Cowin also recently increased his stake in Australian-listed Domino’s Pizza Enterprises, where he is chairman and largest shareholder, spending more than $28 million since the start of the year. He has previously discussed unlocking value from Domino’s’ largest franchisee outside the U.S., which operates more than 3,700 stores in 12 markets across Asia Pacific and Europe. Its shares have fallen 80% from an all-time high of A$165 per share in September 2021, partly due to aggressive expansion momentum and relatively flat sales growth in recent years.

Online sales for the year to June rose nearly 5 per cent from the previous year to A$4.2 billion, while underlying net profit after tax fell 2 per cent to US$120.4 million. As part of an efficiency overhaul, Domino’s Pizza Enterprises aims to close stores in Japan and France – where Cowin said there are “some issues” with stores – to shore up profits.
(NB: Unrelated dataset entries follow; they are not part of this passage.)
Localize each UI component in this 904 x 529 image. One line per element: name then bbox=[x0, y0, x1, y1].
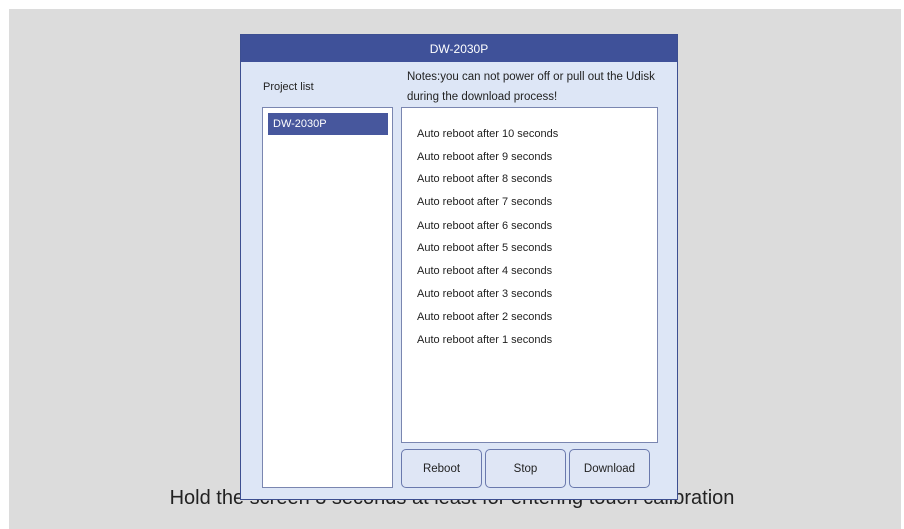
log-line: Auto reboot after 1 seconds bbox=[417, 334, 553, 346]
download-notes: Notes:you can not power off or pull out … bbox=[407, 71, 655, 103]
reboot-log-panel: Auto reboot after 10 seconds Auto reboot… bbox=[401, 107, 658, 443]
project-list-item-selected[interactable]: DW-2030P bbox=[268, 113, 388, 135]
log-line: Auto reboot after 4 seconds bbox=[417, 265, 553, 277]
log-line: Auto reboot after 7 seconds bbox=[417, 196, 553, 208]
log-line: Auto reboot after 2 seconds bbox=[417, 311, 553, 323]
project-list[interactable]: DW-2030P bbox=[262, 107, 393, 488]
project-list-label: Project list bbox=[263, 81, 314, 93]
log-line: Auto reboot after 3 seconds bbox=[417, 288, 553, 300]
log-line: Auto reboot after 9 seconds bbox=[417, 151, 553, 163]
update-dialog: DW-2030P Project list Notes:you can not … bbox=[240, 34, 678, 500]
stop-button[interactable]: Stop bbox=[485, 449, 566, 488]
log-line: Auto reboot after 5 seconds bbox=[417, 242, 553, 254]
log-line: Auto reboot after 10 seconds bbox=[417, 128, 559, 140]
log-line: Auto reboot after 8 seconds bbox=[417, 173, 553, 185]
download-button[interactable]: Download bbox=[569, 449, 650, 488]
dialog-title: DW-2030P bbox=[241, 35, 677, 62]
log-line: Auto reboot after 6 seconds bbox=[417, 220, 553, 232]
reboot-button[interactable]: Reboot bbox=[401, 449, 482, 488]
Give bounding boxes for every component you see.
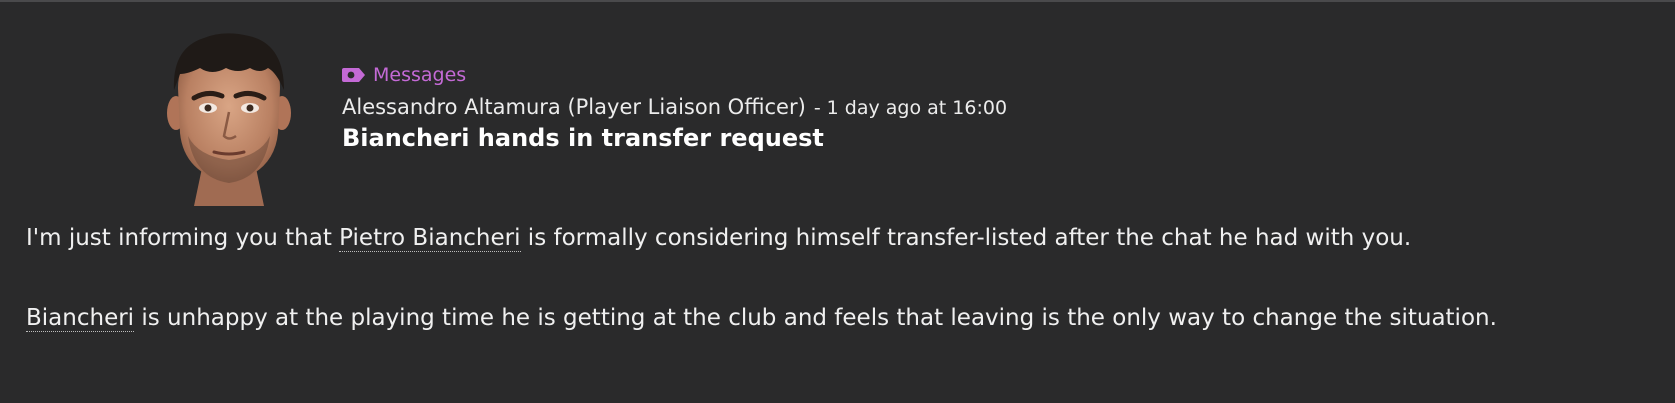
message-paragraph-2: Biancheri is unhappy at the playing time…	[26, 305, 1646, 332]
sender-name[interactable]: Alessandro Altamura (Player Liaison Offi…	[342, 95, 806, 119]
category-label: Messages	[373, 64, 467, 86]
paragraph-1-before: I'm just informing you that	[26, 225, 340, 251]
sender-separator: -	[813, 97, 821, 119]
player-link-biancheri[interactable]: Biancheri	[26, 305, 135, 332]
paragraph-2-after: is unhappy at the playing time he is get…	[134, 305, 1497, 331]
message-paragraph-1: I'm just informing you that Pietro Bianc…	[26, 225, 1646, 252]
player-link-pietro-biancheri[interactable]: Pietro Biancheri	[339, 225, 521, 252]
paragraph-1-after: is formally considering himself transfer…	[520, 225, 1412, 251]
sender-avatar	[164, 28, 294, 208]
message-timestamp: 1 day ago at 16:00	[826, 97, 1008, 119]
message-category[interactable]: Messages	[342, 62, 1007, 88]
message-tag-icon	[342, 67, 366, 83]
top-divider	[0, 0, 1675, 2]
sender-line: Alessandro Altamura (Player Liaison Offi…	[342, 92, 1007, 122]
message-subject: Biancheri hands in transfer request	[342, 124, 824, 152]
message-header: Messages Alessandro Altamura (Player Lia…	[342, 62, 1007, 152]
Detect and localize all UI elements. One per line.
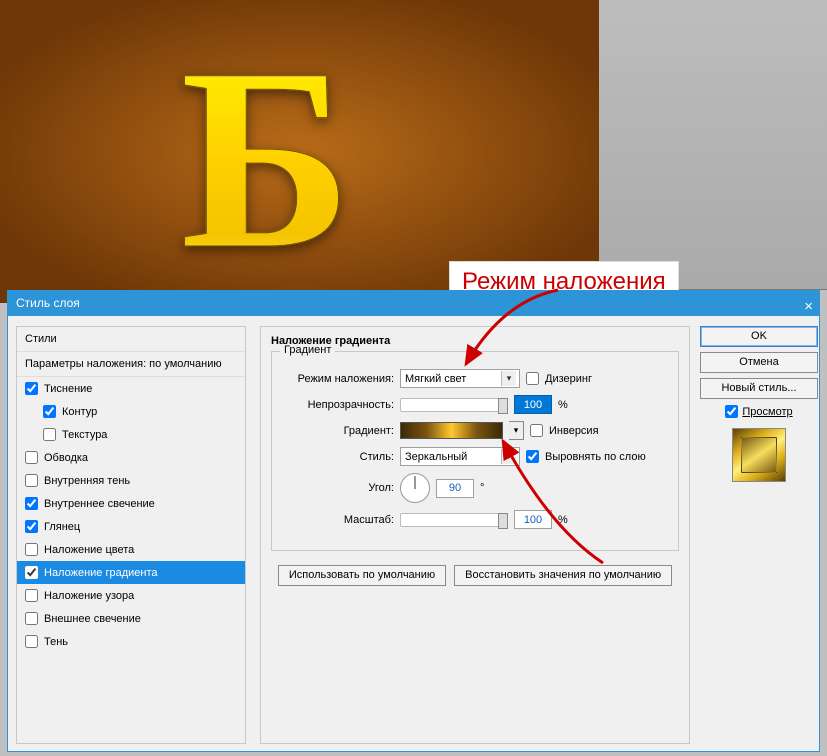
style-item-9[interactable]: Наложение узора [17, 584, 245, 607]
style-label: Стиль: [282, 451, 394, 463]
styles-header[interactable]: Стили [17, 327, 245, 352]
layer-style-dialog: Стиль слоя Стили Параметры наложения: по… [7, 290, 820, 752]
style-checkbox[interactable] [25, 474, 38, 487]
style-checkbox[interactable] [25, 589, 38, 602]
angle-unit: ° [480, 482, 484, 494]
style-item-label: Внутренняя тень [44, 475, 130, 487]
style-item-4[interactable]: Внутренняя тень [17, 469, 245, 492]
blend-options-header[interactable]: Параметры наложения: по умолчанию [17, 352, 245, 377]
style-item-label: Наложение узора [44, 590, 134, 602]
style-item-label: Контур [62, 406, 97, 418]
styles-list-panel: Стили Параметры наложения: по умолчанию … [16, 326, 246, 744]
style-checkbox[interactable] [43, 428, 56, 441]
invert-label: Инверсия [549, 425, 599, 437]
dither-label: Дизеринг [545, 373, 592, 385]
opacity-unit: % [558, 399, 568, 411]
style-item-8[interactable]: Наложение градиента [17, 561, 245, 584]
style-item-1[interactable]: Контур [17, 400, 245, 423]
style-item-label: Внешнее свечение [44, 613, 141, 625]
blend-mode-label: Режим наложения: [282, 373, 394, 385]
scale-slider[interactable] [400, 513, 508, 527]
style-checkbox[interactable] [25, 382, 38, 395]
gradient-dropdown-icon[interactable]: ▾ [509, 421, 524, 440]
cancel-button[interactable]: Отмена [700, 352, 818, 373]
gradient-overlay-panel: Наложение градиента Градиент Режим налож… [260, 326, 690, 744]
close-icon[interactable]: × [804, 298, 813, 315]
make-default-button[interactable]: Использовать по умолчанию [278, 565, 446, 586]
style-checkbox[interactable] [43, 405, 56, 418]
style-item-label: Наложение градиента [44, 567, 158, 579]
opacity-input[interactable] [514, 395, 552, 414]
scale-unit: % [558, 514, 568, 526]
scale-input[interactable] [514, 510, 552, 529]
invert-checkbox[interactable] [530, 424, 543, 437]
gradient-label: Градиент: [282, 425, 394, 437]
style-checkbox[interactable] [25, 566, 38, 579]
style-item-3[interactable]: Обводка [17, 446, 245, 469]
opacity-slider[interactable] [400, 398, 508, 412]
align-checkbox[interactable] [526, 450, 539, 463]
dialog-title: Стиль слоя [8, 291, 819, 316]
style-item-0[interactable]: Тиснение [17, 377, 245, 400]
style-item-2[interactable]: Текстура [17, 423, 245, 446]
style-select[interactable] [400, 447, 520, 466]
style-item-label: Внутреннее свечение [44, 498, 155, 510]
style-item-5[interactable]: Внутреннее свечение [17, 492, 245, 515]
new-style-button[interactable]: Новый стиль... [700, 378, 818, 399]
preview-checkbox[interactable] [725, 405, 738, 418]
preview-label: Просмотр [742, 406, 792, 418]
style-checkbox[interactable] [25, 451, 38, 464]
align-label: Выровнять по слою [545, 451, 646, 463]
style-item-label: Обводка [44, 452, 88, 464]
reset-default-button[interactable]: Восстановить значения по умолчанию [454, 565, 672, 586]
ok-button[interactable]: OK [700, 326, 818, 347]
canvas-letter: Б [180, 10, 352, 309]
angle-input[interactable] [436, 479, 474, 498]
style-item-6[interactable]: Глянец [17, 515, 245, 538]
style-item-label: Тень [44, 636, 68, 648]
group-label: Градиент [280, 344, 335, 356]
style-checkbox[interactable] [25, 612, 38, 625]
style-item-label: Тиснение [44, 383, 92, 395]
style-item-11[interactable]: Тень [17, 630, 245, 653]
style-checkbox[interactable] [25, 543, 38, 556]
style-item-10[interactable]: Внешнее свечение [17, 607, 245, 630]
scale-label: Масштаб: [282, 514, 394, 526]
style-checkbox[interactable] [25, 497, 38, 510]
style-item-label: Глянец [44, 521, 80, 533]
gradient-swatch[interactable] [400, 422, 503, 439]
angle-label: Угол: [282, 482, 394, 494]
preview-swatch [732, 428, 786, 482]
style-item-label: Текстура [62, 429, 107, 441]
style-checkbox[interactable] [25, 520, 38, 533]
style-item-label: Наложение цвета [44, 544, 134, 556]
canvas-neutral-area [599, 0, 827, 290]
style-checkbox[interactable] [25, 635, 38, 648]
dither-checkbox[interactable] [526, 372, 539, 385]
right-button-panel: OK Отмена Новый стиль... Просмотр [700, 326, 818, 482]
angle-dial[interactable] [400, 473, 430, 503]
style-item-7[interactable]: Наложение цвета [17, 538, 245, 561]
opacity-label: Непрозрачность: [282, 399, 394, 411]
blend-mode-select[interactable] [400, 369, 520, 388]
It’s also looking at managing overhead costs because, as Cowin noted, “When you do a good job, the costs are baked into the business.” He’s also rethinking how quickly stores can grow, noting 7,100 by 2033 Previous targets for Domino’s stores may take longer than expected.

He emphasized: “Our strategy is mainly about how to structure and how to reinvest existing resources.” “We’ve been successful because we’ve had more than 50 years to reinvest in the business.”

All of this is a nod to Cowin’s entrepreneurial years, when the Canadian raised C$300,000 (then $279,000) from 30 investors in his hometown after a holiday in Sydney in 1968. In 1969, at the age of 27, he returned to Western Australia and opened his first KFC outlet in Perth, before acquiring a Burger King franchise two years later.

It wasn’t until 2001 that Cowin was convinced to look further. The Australian dollar fell to an all-time low of 48 US cents, he recalled, “so I said, ‘Maybe we should diversify.'”

Over the next two decades, Competitive Foods invested in a series of businesses in North America and added domestic non-food interests, including holdings in Sydney harbor tourism operator BridgeClimb and Australian media company Ten Network Holdings. Cowen said some of the transactions were “in the hundreds of millions of dollars.”

“The first rule of business is don’t go bankrupt.”

Today, the privately held group has invested more than A$500 million ($325.4 million) in an overseas portfolio that includes Canadian restaurant group SIR Corp, Kansas City transport provider Railcrew Xpress and Houston-based construction safety and maintenance company Apache Industrial, where his investment strategy is: “How do I make you bigger, stronger and more dominant than you would be as a standalone company?” Cowin said that reflects the group’s broader approach.

Cowin, who sold the KFC franchise to Australian restaurant operator Collins Food for $56 million in 2013, said he had no plans to acquire another fast-food company. “Ultimately, our current position, which I don’t think will change, is that the best return for us is to continue to do more of what we’re already doing, rather than making acquisitions or getting into another brand,” he noted. Instead, Competitive Foods is looking for investments with synergies, including building a new $20 million factory in Brisbane for its global meat processing business, Consolidated Foods, which has a turnover of about $300 million.

The 82-year-old also has no plans to go public and has eschewed dividends in favor of conserving cash on hand for expansion. “The first thing in business is not to put yourself in a situation where if something goes wrong, you’re going to be eliminated,” Cowen said. “The first rule of business is don’t go bankrupt.”